No, the liquid (discharge) line is the high pressure side. The suction line is the low pressure side.
Red is the high side.. The low side is blue..
The compressor changes the low pressure gas into a high pressure gas which then has the heat of compression removed in the condensor to turn it into a high pressure liquid.
YES first of all the design pressures are only indicating what the pressure test at the factory was. a normal r22 system when running should have a low side pressure of 50 -60 and the highside will vary aroung 200 - 275. Your low side pressure is too high and your high side pressure is too low for the outside temperature and the low side pressure. Are you sure about these numbers? If your suction(low) pressure is reading 75psi then your high side should be reading well over 200psi. At an outdoor temp of 64 degrees, it seems that your suction pressure is too high.
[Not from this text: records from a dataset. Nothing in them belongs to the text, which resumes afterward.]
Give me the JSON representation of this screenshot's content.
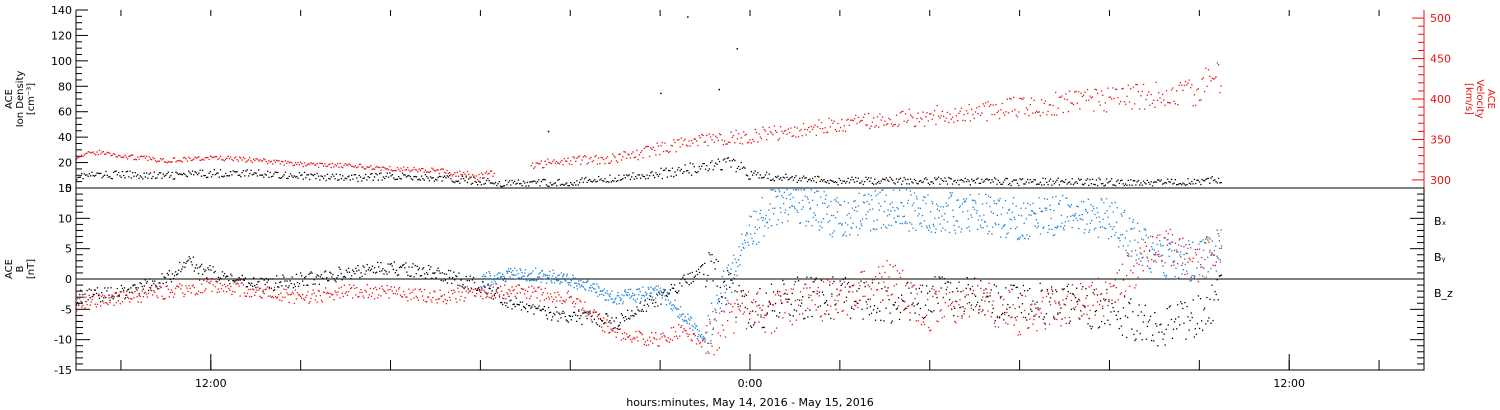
{
  "colors": {
    "black": "#000000",
    "red": "#e81010",
    "blue": "#1c7fd8"
  },
  "x_axis": {
    "label": "hours:minutes, May 14, 2016 - May 15, 2016",
    "range_hours": [
      9,
      39
    ],
    "major_ticks": [
      {
        "hour": 12,
        "label": "12:00"
      },
      {
        "hour": 24,
        "label": "0:00"
      },
      {
        "hour": 36,
        "label": "12:00"
      }
    ],
    "minor_step_hours": 2
  },
  "chart_data": [
    {
      "type": "scatter",
      "panel": "top",
      "ylabel": [
        "ACE",
        "Ion Density",
        "[cm⁻³]"
      ],
      "ylim": [
        0,
        140
      ],
      "yticks": [
        0,
        20,
        40,
        60,
        80,
        100,
        120,
        140
      ],
      "y2label": [
        "ACE",
        "Velocity",
        "[km/s]"
      ],
      "y2lim": [
        290,
        510
      ],
      "y2ticks": [
        300,
        350,
        400,
        450,
        500
      ],
      "series": [
        {
          "name": "",
          "color": "black",
          "axis": "left",
          "x": [
            9.0,
            10.0,
            11.0,
            12.0,
            13.0,
            14.0,
            15.0,
            16.0,
            17.0,
            18.0,
            18.5,
            19.0,
            20.0,
            21.0,
            22.0,
            22.5,
            23.0,
            23.5,
            24.0,
            24.5,
            25.0,
            26.0,
            27.0,
            28.0,
            29.0,
            30.0,
            31.0,
            32.0,
            33.0,
            34.0,
            34.5
          ],
          "y": [
            10,
            11,
            10,
            12,
            12,
            10,
            8,
            10,
            8,
            6,
            4,
            4,
            5,
            8,
            12,
            14,
            16,
            20,
            12,
            9,
            8,
            6,
            6,
            6,
            6,
            5,
            6,
            5,
            5,
            6,
            7
          ]
        },
        {
          "name": "",
          "color": "red",
          "axis": "right",
          "x": [
            9.0,
            9.5,
            10.0,
            11.0,
            12.0,
            13.0,
            14.0,
            15.0,
            16.0,
            17.0,
            18.0,
            19.0,
            19.5,
            20.0,
            21.0,
            21.5,
            22.0,
            22.5,
            23.0,
            24.0,
            25.0,
            26.0,
            27.0,
            28.0,
            29.0,
            30.0,
            31.0,
            32.0,
            33.0,
            34.0,
            34.3,
            34.5
          ],
          "y": [
            330,
            335,
            330,
            325,
            328,
            325,
            320,
            318,
            315,
            312,
            305,
            318,
            322,
            325,
            328,
            332,
            340,
            345,
            350,
            355,
            362,
            368,
            375,
            380,
            385,
            392,
            395,
            400,
            405,
            410,
            440,
            420
          ]
        }
      ],
      "outliers": {
        "x": [
          22.6,
          23.7,
          23.3,
          19.5,
          22.0
        ],
        "y": [
          135,
          110,
          78,
          45,
          75
        ]
      }
    },
    {
      "type": "scatter",
      "panel": "bottom",
      "ylabel": [
        "ACE",
        "B",
        "[nT]"
      ],
      "ylim": [
        -15,
        15
      ],
      "yticks": [
        -15,
        -10,
        -5,
        0,
        5,
        10,
        15
      ],
      "series": [
        {
          "name": "Bₓ",
          "color": "black",
          "x": [
            9.0,
            10.0,
            11.0,
            11.5,
            12.0,
            13.0,
            14.0,
            15.0,
            16.0,
            17.0,
            18.0,
            19.0,
            20.0,
            21.0,
            21.5,
            22.0,
            23.0,
            24.0,
            25.0,
            26.0,
            27.0,
            28.0,
            29.0,
            30.0,
            31.0,
            32.0,
            33.0,
            34.0,
            34.5
          ],
          "y": [
            -3,
            -2,
            0,
            3,
            1,
            -1,
            0,
            1,
            2,
            1,
            -1,
            -5,
            -6,
            -7,
            -5,
            -3,
            2,
            -5,
            -3,
            -3,
            -4,
            -3,
            -3,
            -4,
            -4,
            -5,
            -8,
            -6,
            -2
          ]
        },
        {
          "name": "Bᵧ",
          "color": "blue",
          "x": [
            18.0,
            19.0,
            20.0,
            21.0,
            22.0,
            23.0,
            23.5,
            24.0,
            24.5,
            25.0,
            26.0,
            27.0,
            28.0,
            29.0,
            30.0,
            31.0,
            32.0,
            33.0,
            34.0,
            34.5
          ],
          "y": [
            0,
            1,
            0,
            -3,
            -2,
            -10,
            0,
            8,
            12,
            13,
            10,
            12,
            11,
            11,
            10,
            11,
            10,
            4,
            3,
            5
          ]
        },
        {
          "name": "B_z",
          "color": "red",
          "x": [
            9.0,
            10.0,
            11.0,
            12.0,
            13.0,
            14.0,
            15.0,
            16.0,
            17.0,
            18.0,
            19.0,
            20.0,
            21.0,
            22.0,
            22.5,
            23.0,
            23.5,
            24.0,
            24.5,
            25.0,
            26.0,
            27.0,
            28.0,
            29.0,
            30.0,
            31.0,
            32.0,
            33.0,
            34.0,
            34.5
          ],
          "y": [
            -4,
            -3,
            -2,
            -1,
            -2,
            -3,
            -2,
            -2,
            -3,
            -2,
            -2,
            -3,
            -9,
            -10,
            -8,
            -11,
            -6,
            -5,
            -6,
            -4,
            -3,
            0,
            -5,
            -3,
            -6,
            -4,
            -3,
            6,
            3,
            7
          ]
        }
      ],
      "zero_line": true,
      "legend_position": "right"
    }
  ]
}
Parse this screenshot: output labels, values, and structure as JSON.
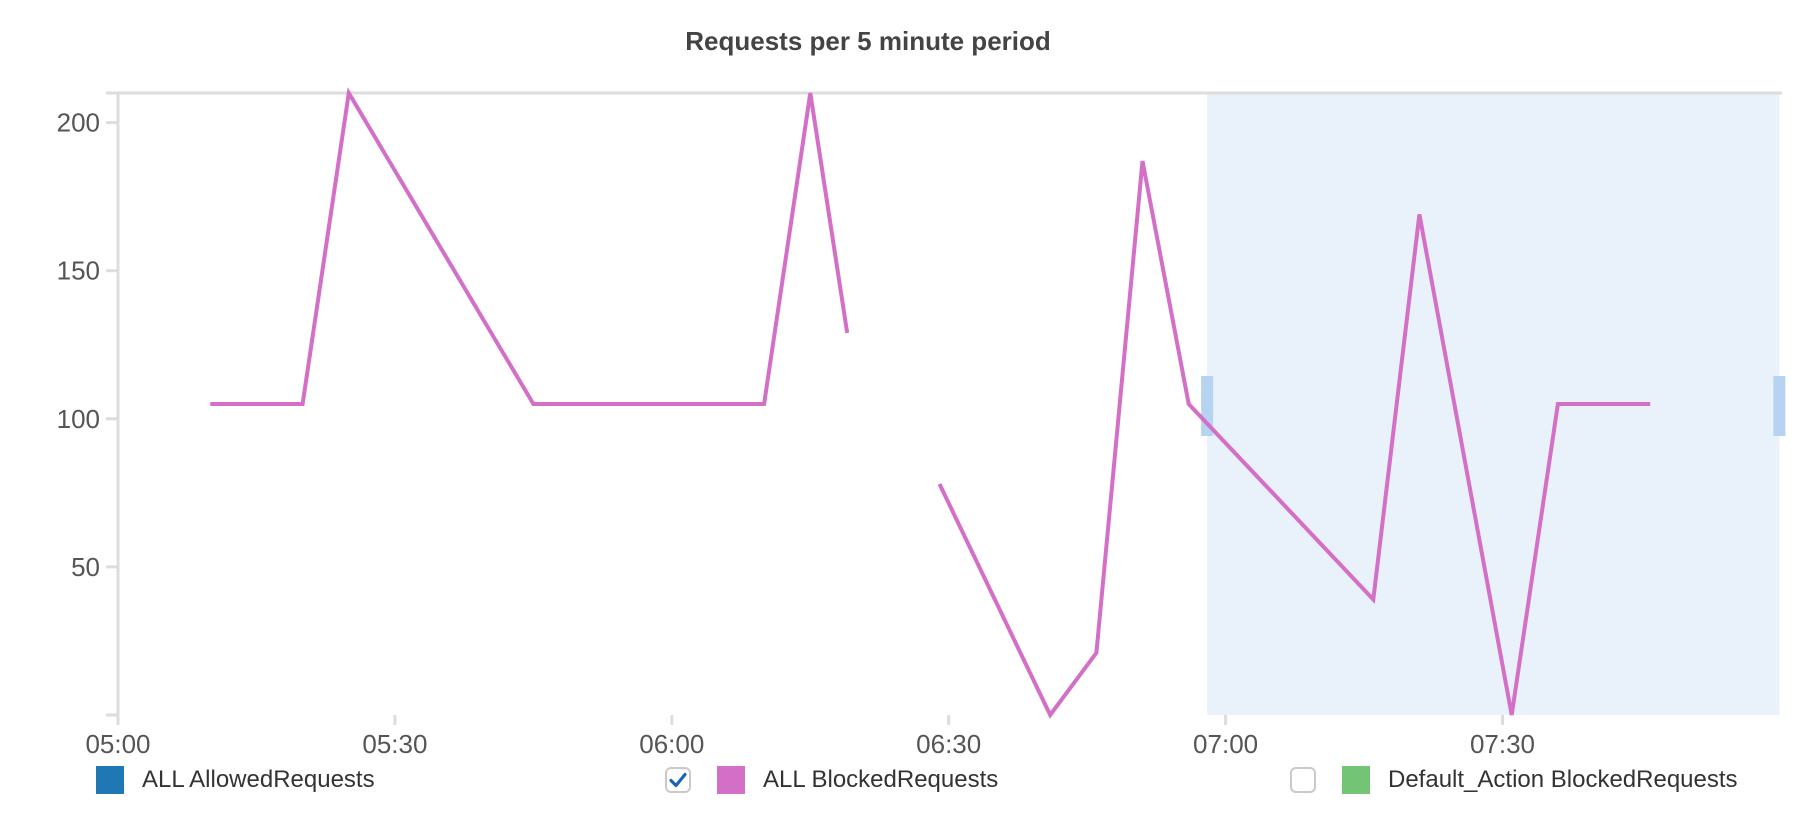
{
  "chart_data": {
    "type": "line",
    "title": "Requests per 5 minute period",
    "xlabel": "",
    "ylabel": "",
    "x_tick_labels": [
      "05:00",
      "05:30",
      "06:00",
      "06:30",
      "07:00",
      "07:30"
    ],
    "x_range_minutes": [
      0,
      180
    ],
    "y_ticks": [
      50,
      100,
      150,
      200
    ],
    "ylim": [
      0,
      210
    ],
    "grid": false,
    "legend_position": "bottom",
    "highlight_range": {
      "from": "06:58",
      "to": "08:00"
    },
    "series": [
      {
        "name": "ALL AllowedRequests",
        "color": "#1f77b4",
        "checked": null,
        "points": []
      },
      {
        "name": "ALL BlockedRequests",
        "color": "#d36fc7",
        "checked": true,
        "segments": [
          [
            {
              "x": "05:10",
              "y": 105
            },
            {
              "x": "05:20",
              "y": 105
            },
            {
              "x": "05:25",
              "y": 210
            },
            {
              "x": "05:45",
              "y": 105
            },
            {
              "x": "06:10",
              "y": 105
            },
            {
              "x": "06:15",
              "y": 210
            },
            {
              "x": "06:19",
              "y": 129
            }
          ],
          [
            {
              "x": "06:29",
              "y": 78
            },
            {
              "x": "06:41",
              "y": 0
            },
            {
              "x": "06:46",
              "y": 21
            },
            {
              "x": "06:51",
              "y": 187
            },
            {
              "x": "06:56",
              "y": 105
            },
            {
              "x": "07:16",
              "y": 39
            },
            {
              "x": "07:21",
              "y": 169
            },
            {
              "x": "07:31",
              "y": 0
            },
            {
              "x": "07:36",
              "y": 105
            },
            {
              "x": "07:46",
              "y": 105
            }
          ]
        ]
      },
      {
        "name": "Default_Action BlockedRequests",
        "color": "#74c476",
        "checked": false,
        "points": []
      }
    ]
  }
}
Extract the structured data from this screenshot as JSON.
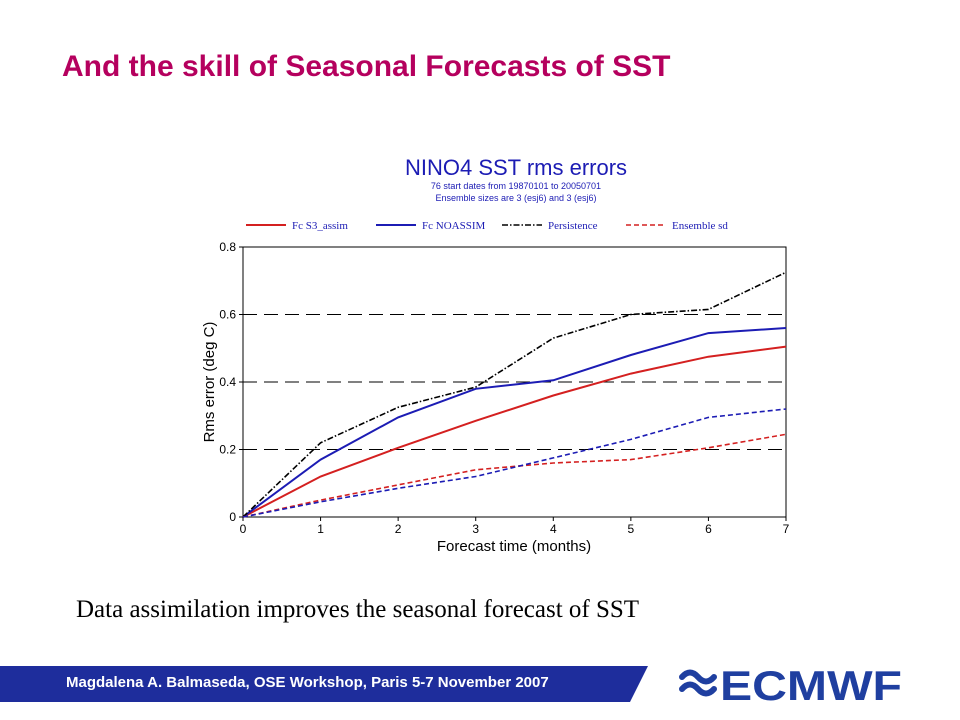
{
  "slide": {
    "title": "And the skill of Seasonal Forecasts of SST",
    "caption": "Data assimilation improves the seasonal forecast of SST",
    "footer": "Magdalena A. Balmaseda, OSE Workshop, Paris 5-7 November 2007",
    "logo_text": "ECMWF"
  },
  "colors": {
    "title": "#b5005e",
    "footer_band": "#1e2d9c",
    "logo": "#1f3fa0",
    "series_red": "#d42020",
    "series_blue": "#1c1cb4",
    "series_black": "#000000"
  },
  "chart_data": {
    "type": "line",
    "title": "NINO4 SST rms errors",
    "subtitle_lines": [
      "76 start dates from 19870101 to 20050701",
      "Ensemble sizes are  3 (esj6)  and  3 (esj6)"
    ],
    "xlabel": "Forecast time (months)",
    "ylabel": "Rms error (deg C)",
    "xlim": [
      0,
      7
    ],
    "ylim": [
      0,
      0.8
    ],
    "x_ticks": [
      "0",
      "1",
      "2",
      "3",
      "4",
      "5",
      "6",
      "7"
    ],
    "y_ticks": [
      "0",
      "0.2",
      "0.4",
      "0.6",
      "0.8"
    ],
    "grid": "horizontal dashed at 0.2, 0.4, 0.6",
    "legend_position": "top",
    "x": [
      0,
      1,
      2,
      3,
      4,
      5,
      6,
      7
    ],
    "series": [
      {
        "name": "Fc S3_assim",
        "color": "#d42020",
        "dash": "solid",
        "values": [
          0,
          0.12,
          0.205,
          0.285,
          0.36,
          0.425,
          0.475,
          0.505
        ]
      },
      {
        "name": "Fc NOASSIM",
        "color": "#1c1cb4",
        "dash": "solid",
        "values": [
          0,
          0.17,
          0.295,
          0.38,
          0.405,
          0.48,
          0.545,
          0.56
        ]
      },
      {
        "name": "Persistence",
        "color": "#000000",
        "dash": "dashdot",
        "values": [
          0,
          0.22,
          0.325,
          0.385,
          0.53,
          0.6,
          0.615,
          0.725
        ]
      },
      {
        "name": "Ensemble sd",
        "color": "#d42020",
        "dash": "dashed",
        "values": [
          0,
          0.05,
          0.095,
          0.14,
          0.16,
          0.17,
          0.205,
          0.245
        ]
      },
      {
        "color": "#1c1cb4",
        "dash": "dashed",
        "values": [
          0,
          0.045,
          0.085,
          0.12,
          0.175,
          0.23,
          0.295,
          0.32
        ]
      }
    ]
  }
}
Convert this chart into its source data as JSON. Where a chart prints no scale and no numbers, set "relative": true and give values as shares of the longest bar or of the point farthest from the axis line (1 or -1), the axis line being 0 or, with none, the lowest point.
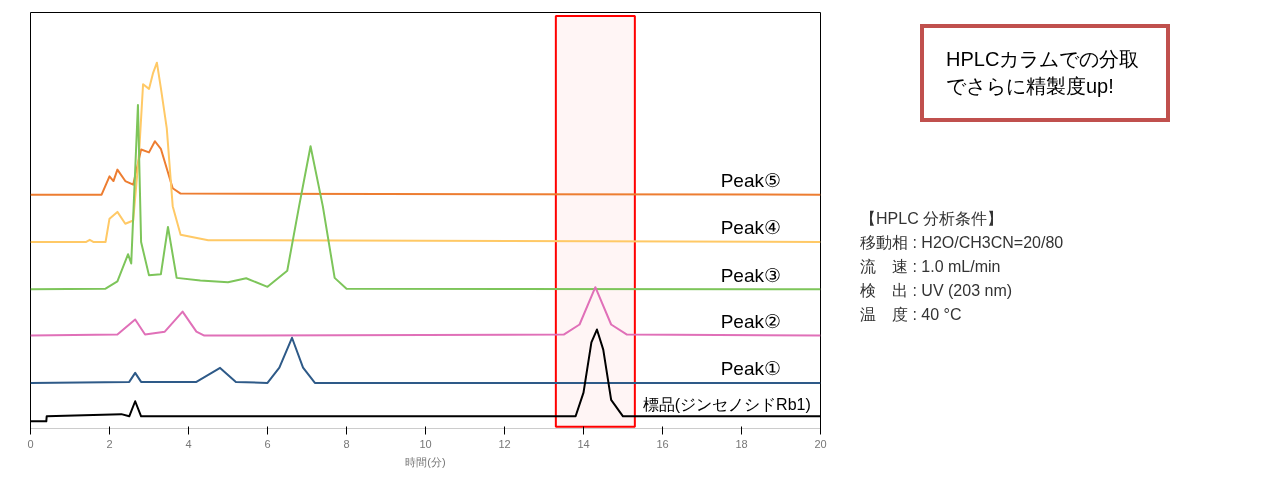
{
  "chart_data": {
    "type": "line",
    "relative": true,
    "xlabel": "時間(分)",
    "xlim": [
      0,
      20
    ],
    "xticks": [
      0,
      2,
      4,
      6,
      8,
      10,
      12,
      14,
      16,
      18,
      20
    ],
    "grid": false,
    "marker": "none",
    "line_style": "solid",
    "series": [
      {
        "name": "Peak⑤",
        "color": "#ed7d31",
        "x": [
          0,
          1.8,
          2.0,
          2.1,
          2.2,
          2.4,
          2.6,
          2.8,
          3.0,
          3.15,
          3.3,
          3.45,
          3.6,
          3.8,
          20
        ],
        "values": [
          0.632,
          0.632,
          0.683,
          0.67,
          0.702,
          0.67,
          0.66,
          0.758,
          0.75,
          0.781,
          0.76,
          0.705,
          0.65,
          0.635,
          0.632
        ]
      },
      {
        "name": "Peak④",
        "color": "#ffc966",
        "x": [
          0,
          1.4,
          1.5,
          1.6,
          1.9,
          2.0,
          2.2,
          2.4,
          2.6,
          2.75,
          2.85,
          3.0,
          3.1,
          3.2,
          3.3,
          3.45,
          3.6,
          3.8,
          4.5,
          20
        ],
        "values": [
          0.5,
          0.5,
          0.506,
          0.5,
          0.5,
          0.565,
          0.584,
          0.551,
          0.56,
          0.75,
          0.94,
          0.927,
          0.97,
          1.0,
          0.93,
          0.817,
          0.6,
          0.52,
          0.505,
          0.5
        ]
      },
      {
        "name": "Peak③",
        "color": "#7dc55a",
        "x": [
          0,
          1.9,
          2.2,
          2.47,
          2.55,
          2.72,
          2.8,
          3.0,
          3.3,
          3.48,
          3.7,
          4.3,
          5.0,
          5.46,
          6.0,
          6.5,
          6.8,
          7.09,
          7.4,
          7.7,
          8.0,
          20
        ],
        "values": [
          0.368,
          0.37,
          0.39,
          0.466,
          0.44,
          0.882,
          0.5,
          0.407,
          0.41,
          0.542,
          0.4,
          0.393,
          0.388,
          0.399,
          0.375,
          0.42,
          0.6,
          0.767,
          0.6,
          0.4,
          0.37,
          0.368
        ]
      },
      {
        "name": "Peak②",
        "color": "#e070b8",
        "x": [
          0,
          2.2,
          2.65,
          2.9,
          3.4,
          3.85,
          4.2,
          4.4,
          13.5,
          13.9,
          14.3,
          14.7,
          15.1,
          20
        ],
        "values": [
          0.239,
          0.242,
          0.284,
          0.242,
          0.25,
          0.306,
          0.25,
          0.239,
          0.242,
          0.27,
          0.374,
          0.27,
          0.242,
          0.239
        ]
      },
      {
        "name": "Peak①",
        "color": "#2e5a88",
        "x": [
          0,
          2.5,
          2.65,
          2.8,
          4.2,
          4.8,
          5.2,
          6.0,
          6.3,
          6.62,
          6.9,
          7.2,
          20
        ],
        "values": [
          0.107,
          0.11,
          0.135,
          0.11,
          0.11,
          0.149,
          0.11,
          0.107,
          0.15,
          0.233,
          0.15,
          0.107,
          0.107
        ]
      },
      {
        "name": "標品(ジンセノシドRb1)",
        "color": "#000000",
        "x": [
          0,
          0.4,
          0.41,
          2.3,
          2.5,
          2.65,
          2.8,
          13.8,
          14.0,
          14.2,
          14.34,
          14.5,
          14.7,
          15.0,
          20
        ],
        "values": [
          0,
          0,
          0.014,
          0.02,
          0.014,
          0.056,
          0.014,
          0.014,
          0.08,
          0.22,
          0.256,
          0.2,
          0.06,
          0.014,
          0.014
        ]
      }
    ],
    "bands": [
      {
        "axis": "x",
        "from": 13.3,
        "to": 15.3,
        "color": "#ff0000"
      }
    ],
    "annotations": [
      "HPLCカラムでの分取でさらに精製度up!",
      "【HPLC 分析条件】",
      "移動相 : H2O/CH3CN=20/80",
      "流　速 : 1.0 mL/min",
      "検　出 : UV (203 nm)",
      "温　度 : 40 °C"
    ]
  }
}
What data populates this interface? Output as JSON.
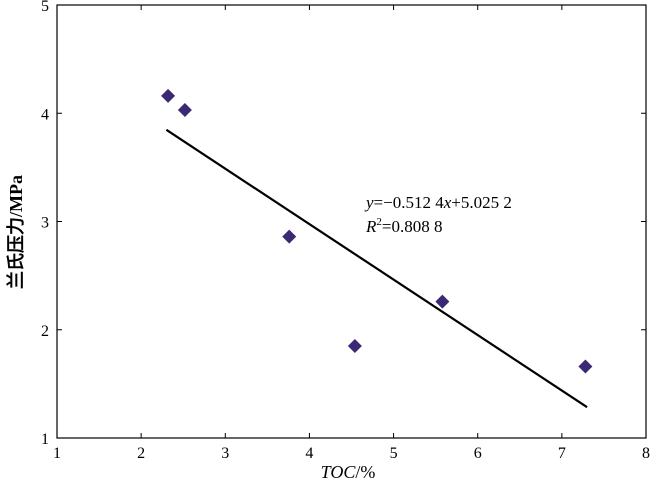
{
  "chart_data": {
    "type": "scatter",
    "xlabel_italic": "TOC",
    "xlabel_suffix": "/%",
    "ylabel": "兰氏压力/MPa",
    "xlim": [
      1,
      8
    ],
    "ylim": [
      1,
      5
    ],
    "x_ticks": [
      "1",
      "2",
      "3",
      "4",
      "5",
      "6",
      "7",
      "8"
    ],
    "y_ticks": [
      "1",
      "2",
      "3",
      "4",
      "5"
    ],
    "points": [
      {
        "x": 2.32,
        "y": 4.16
      },
      {
        "x": 2.52,
        "y": 4.03
      },
      {
        "x": 3.76,
        "y": 2.86
      },
      {
        "x": 4.54,
        "y": 1.85
      },
      {
        "x": 5.58,
        "y": 2.26
      },
      {
        "x": 7.28,
        "y": 1.66
      }
    ],
    "trendline": {
      "slope": -0.5124,
      "intercept": 5.0252,
      "x_range": [
        2.3,
        7.3
      ]
    },
    "equation": {
      "line1_var": "y",
      "line1_mid": "=−0.512 4",
      "line1_var2": "x",
      "line1_end": "+5.025 2",
      "line2_var": "R",
      "line2_sup": "2",
      "line2_end": "=0.808 8"
    },
    "marker_color": "#3b2a73",
    "line_color": "#000000"
  }
}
Block the airflow of the condenser fan w/cardboard,etc...if the high side gets a little higher and the low side goes up with it, then the valves in you compressor are shot and you need a new unit. This is caused by too high of head pressures (lack of airflow, dirty outside coils), lack of oil return to the compressor, or constantly running in an undercharged state. Sorry for the bad news.
The high pressure side.
On a manifold gauge set, there are two gauges. The gauge encased in red measures pressure on the high pressure (discharge) side. That's the "high side gauge". The other will be incased in blue, and measures vacuum pressure on the low side.